I don't usually on celebrity relationship dramas unless one of the parties involved is being extraordinarily obnoxious, such as Madonna with her divorce against Guy Ritchie.

Among the complaints in her "case" for why she's the injured party is the following tidbit from The Daily Mirror.

Madonna is building an extraordinary divorce case against Guy Ritchie, claiming he was a cruel and verbally-abusive husband who would belittle and ridicule her in front of others.

Lawyers for the singer, who was widely believed to be the dominant partner in the marriage, are putting together a dossier of incidents.

They include allegations that he told her she 'looked like a granny' on stage compared with her younger backing dancers. He is also alleged to have declared that she could not act, and was 'past it' after she turned 50.


Telling Madonna the truth is, apparently, cruel and abusive.

It is a TRUTH that Madonna can't act and never has been able to act. She embarrassed herself (and everyone else watching her because it was so awkward) in "Desperately Seeking Susan", "Shanghai Surprise", and "Dick Tracy".

It is a TRUTH that Madonna looks like a granny up there on stage with backup dancers who are less than half her age in some cases. It is TRUTH that one should stop dressing like a fetish hooker well before the age of 50 (at least in public).

Tuesday, October 14, 2008

Partisan hack speaks of what he knows best

Dan Rather, an editorialist who managed to pass for a journalist for many years and whose shenananigans finally caught up with him when he eagerly based "news" on forged documents back in 2004, made some comments in advance of last night's presidential debate that were on a topic he's an expert in.

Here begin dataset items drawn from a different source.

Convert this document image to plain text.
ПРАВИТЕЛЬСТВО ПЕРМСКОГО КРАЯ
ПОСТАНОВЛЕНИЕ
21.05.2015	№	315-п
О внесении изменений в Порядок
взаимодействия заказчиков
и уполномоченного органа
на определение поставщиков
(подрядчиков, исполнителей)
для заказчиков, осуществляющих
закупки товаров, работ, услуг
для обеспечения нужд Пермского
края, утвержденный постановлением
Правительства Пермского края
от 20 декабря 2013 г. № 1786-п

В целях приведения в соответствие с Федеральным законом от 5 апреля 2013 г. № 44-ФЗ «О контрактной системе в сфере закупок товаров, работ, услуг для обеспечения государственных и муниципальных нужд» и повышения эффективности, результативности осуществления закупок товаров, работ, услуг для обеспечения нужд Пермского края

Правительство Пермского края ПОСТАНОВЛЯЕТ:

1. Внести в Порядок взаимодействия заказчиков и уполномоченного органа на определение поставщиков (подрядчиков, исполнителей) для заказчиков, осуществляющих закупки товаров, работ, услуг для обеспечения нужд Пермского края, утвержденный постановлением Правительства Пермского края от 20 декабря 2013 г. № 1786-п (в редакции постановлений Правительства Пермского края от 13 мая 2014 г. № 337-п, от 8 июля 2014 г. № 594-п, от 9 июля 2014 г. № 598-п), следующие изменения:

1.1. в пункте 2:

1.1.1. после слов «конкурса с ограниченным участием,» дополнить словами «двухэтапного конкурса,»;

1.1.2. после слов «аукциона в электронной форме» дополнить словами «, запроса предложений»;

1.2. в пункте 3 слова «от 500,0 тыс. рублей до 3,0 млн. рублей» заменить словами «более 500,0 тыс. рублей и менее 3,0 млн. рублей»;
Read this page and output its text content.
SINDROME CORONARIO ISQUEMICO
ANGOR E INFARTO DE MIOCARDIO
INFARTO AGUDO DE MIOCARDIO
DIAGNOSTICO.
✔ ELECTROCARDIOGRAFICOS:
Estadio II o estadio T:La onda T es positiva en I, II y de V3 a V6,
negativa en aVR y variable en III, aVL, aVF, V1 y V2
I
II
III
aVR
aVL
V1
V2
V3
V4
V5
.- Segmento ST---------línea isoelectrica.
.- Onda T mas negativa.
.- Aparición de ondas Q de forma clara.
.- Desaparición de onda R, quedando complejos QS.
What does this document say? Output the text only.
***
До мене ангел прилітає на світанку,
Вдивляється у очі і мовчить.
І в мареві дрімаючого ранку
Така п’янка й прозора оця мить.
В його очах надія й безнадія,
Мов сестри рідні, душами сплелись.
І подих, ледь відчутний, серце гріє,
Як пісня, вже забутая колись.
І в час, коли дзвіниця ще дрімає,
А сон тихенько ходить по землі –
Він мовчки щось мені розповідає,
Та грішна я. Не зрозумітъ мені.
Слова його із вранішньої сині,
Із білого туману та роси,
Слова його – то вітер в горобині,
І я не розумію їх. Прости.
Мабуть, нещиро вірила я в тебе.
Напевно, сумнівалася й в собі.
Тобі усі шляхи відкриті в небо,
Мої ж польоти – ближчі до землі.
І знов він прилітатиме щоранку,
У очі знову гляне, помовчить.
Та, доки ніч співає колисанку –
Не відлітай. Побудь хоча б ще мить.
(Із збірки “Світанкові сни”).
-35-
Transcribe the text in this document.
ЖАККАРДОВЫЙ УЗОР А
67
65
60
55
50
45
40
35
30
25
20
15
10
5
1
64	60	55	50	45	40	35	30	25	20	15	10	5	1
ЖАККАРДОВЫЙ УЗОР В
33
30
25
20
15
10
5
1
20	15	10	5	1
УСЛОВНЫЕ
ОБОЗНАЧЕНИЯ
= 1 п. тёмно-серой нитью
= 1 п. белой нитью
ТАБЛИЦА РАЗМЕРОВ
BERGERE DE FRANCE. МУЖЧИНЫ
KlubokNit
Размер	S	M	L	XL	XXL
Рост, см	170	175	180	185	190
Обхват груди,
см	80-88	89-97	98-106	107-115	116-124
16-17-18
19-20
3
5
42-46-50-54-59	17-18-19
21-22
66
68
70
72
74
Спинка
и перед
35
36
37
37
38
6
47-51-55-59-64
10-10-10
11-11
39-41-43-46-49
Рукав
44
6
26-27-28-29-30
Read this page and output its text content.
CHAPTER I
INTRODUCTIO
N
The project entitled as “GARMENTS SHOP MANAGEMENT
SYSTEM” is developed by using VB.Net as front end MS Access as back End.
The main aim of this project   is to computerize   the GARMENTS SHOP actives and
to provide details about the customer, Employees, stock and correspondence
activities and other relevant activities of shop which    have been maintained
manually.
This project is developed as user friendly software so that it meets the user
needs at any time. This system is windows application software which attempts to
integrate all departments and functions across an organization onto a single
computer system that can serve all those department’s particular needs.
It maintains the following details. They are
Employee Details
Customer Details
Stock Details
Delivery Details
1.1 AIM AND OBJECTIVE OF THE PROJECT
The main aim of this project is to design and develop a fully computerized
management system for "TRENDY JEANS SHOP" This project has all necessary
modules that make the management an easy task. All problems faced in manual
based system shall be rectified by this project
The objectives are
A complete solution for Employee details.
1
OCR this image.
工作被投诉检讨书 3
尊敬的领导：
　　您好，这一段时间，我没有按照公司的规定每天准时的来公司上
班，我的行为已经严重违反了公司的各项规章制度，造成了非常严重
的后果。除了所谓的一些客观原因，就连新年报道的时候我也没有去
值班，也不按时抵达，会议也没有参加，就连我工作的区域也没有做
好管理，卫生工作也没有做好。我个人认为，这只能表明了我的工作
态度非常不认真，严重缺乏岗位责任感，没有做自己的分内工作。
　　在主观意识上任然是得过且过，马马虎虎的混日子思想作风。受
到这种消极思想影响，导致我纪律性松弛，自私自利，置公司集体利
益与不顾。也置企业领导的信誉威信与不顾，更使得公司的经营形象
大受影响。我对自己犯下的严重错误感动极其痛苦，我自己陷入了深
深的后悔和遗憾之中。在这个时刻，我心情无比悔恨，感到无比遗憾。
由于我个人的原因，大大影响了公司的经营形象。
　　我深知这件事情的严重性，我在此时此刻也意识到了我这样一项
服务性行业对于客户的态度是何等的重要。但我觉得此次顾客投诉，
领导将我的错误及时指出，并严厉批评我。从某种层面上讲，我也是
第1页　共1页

Here's what IMDB reported:

Former CBS Evening News anchor Dan Rather insisted Tuesday that the "so-called" presidential debates are not controlled by the journalists presiding over them but by the two political parties.

He accused his colleagues of showing too much deference to the candidates and operating in general in a "defensive posture" and imposing self-censorship on themselves.

"These so-called debates are not for the people, by the people," Rather said Tuesday at Time Warner's Politics 2008 Summit. "They are for the parties, by the parties. That's what's wrong with them."


Dan Rather is right. The debates we've been seeing haven't been debates at all. They've just been campaign commericals. And, since Rather is an expert in being a partisan media hack, there's no question he knows what he's talking about here.

And it's a shame. If Obama wasn't such a coward and had stood by his pledge to debate McCain "any time, any where"--remember, McCain tried to take him up on that offer with a bunch of townhalll-format debates but Obama turned him down flat--we might actually have gotten some real debates with real questions asked by moderators who weren't concerned with partisan books about to be published or with making sure they look good for the RNC and DNC goons who have bribed them.

I wonder why Rather is speaking out, though. Perhaps he is upset because his colleagues didn't make a greater effort to make the Democrat ticket look better by maybe working in a few more Obama slogans in the questions, or maybe he's still on a pointless crusade to convince everyone he was actually a serious journalist for the past couple of decades?